Quand vint mon tour, il paraît qu’il n’y avait plus de place. J’ignore, d’ailleurs, ce qui se passa exactement. Les ambulanciers me ramassèrent le lendemain. On m’évacua sur je ne sais quel hôpital, où ma jambe fut raccommodée, puis j’eus la chance d’être compris dans l’un des très rares échanges qui s’opérèrent, et je ne recouvrai l’équilibre de ma raison que six mois plus tard, au milieu des miens.

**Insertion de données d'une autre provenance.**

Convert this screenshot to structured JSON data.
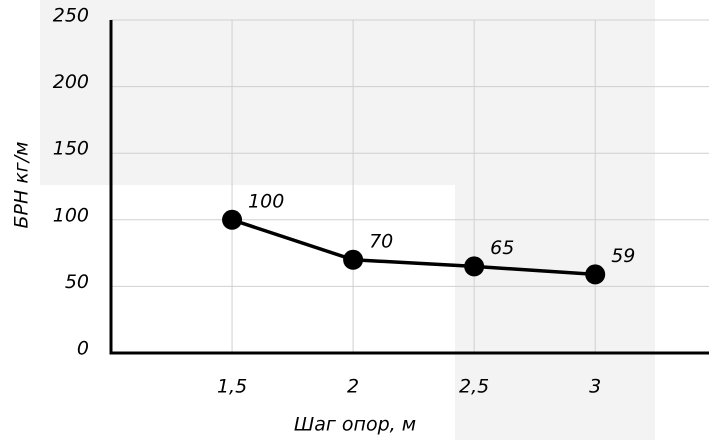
{
  "chart_data": {
    "type": "line",
    "x": [
      1.5,
      2,
      2.5,
      3
    ],
    "series": [
      {
        "name": "БРН",
        "color": "#000000",
        "values": [
          100,
          70,
          65,
          59
        ]
      }
    ],
    "xlabel": "Шаг опор, м",
    "ylabel": "БРН кг/м",
    "xlim": [
      1,
      3.47
    ],
    "xticks": [
      {
        "value": 1.5,
        "label": "1,5"
      },
      2,
      {
        "value": 2.5,
        "label": "2,5"
      },
      3
    ],
    "ylim": [
      0,
      250
    ],
    "yticks": [
      0,
      50,
      100,
      150,
      200,
      250
    ],
    "grid": true
  }
}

Mais je me souviens, avec une précision infinie, d’avoir vu cet homme, qui me prit sans doute, au dernier moment, pour un vrai cadavre, se pencher sur moi plein de soupçon, avant de partir. Je vous dis que j’ai ses traits, ses abominables traits, en caillots de sang noir, au fond de mon âme, et puisqu’il n’est plus possible d’accuser en France un maquereau milliardaire et triomphant, je prends les morts à témoin qu’il me trouvera à la fin des fins, devant un Juge qu’il ne connaît pas.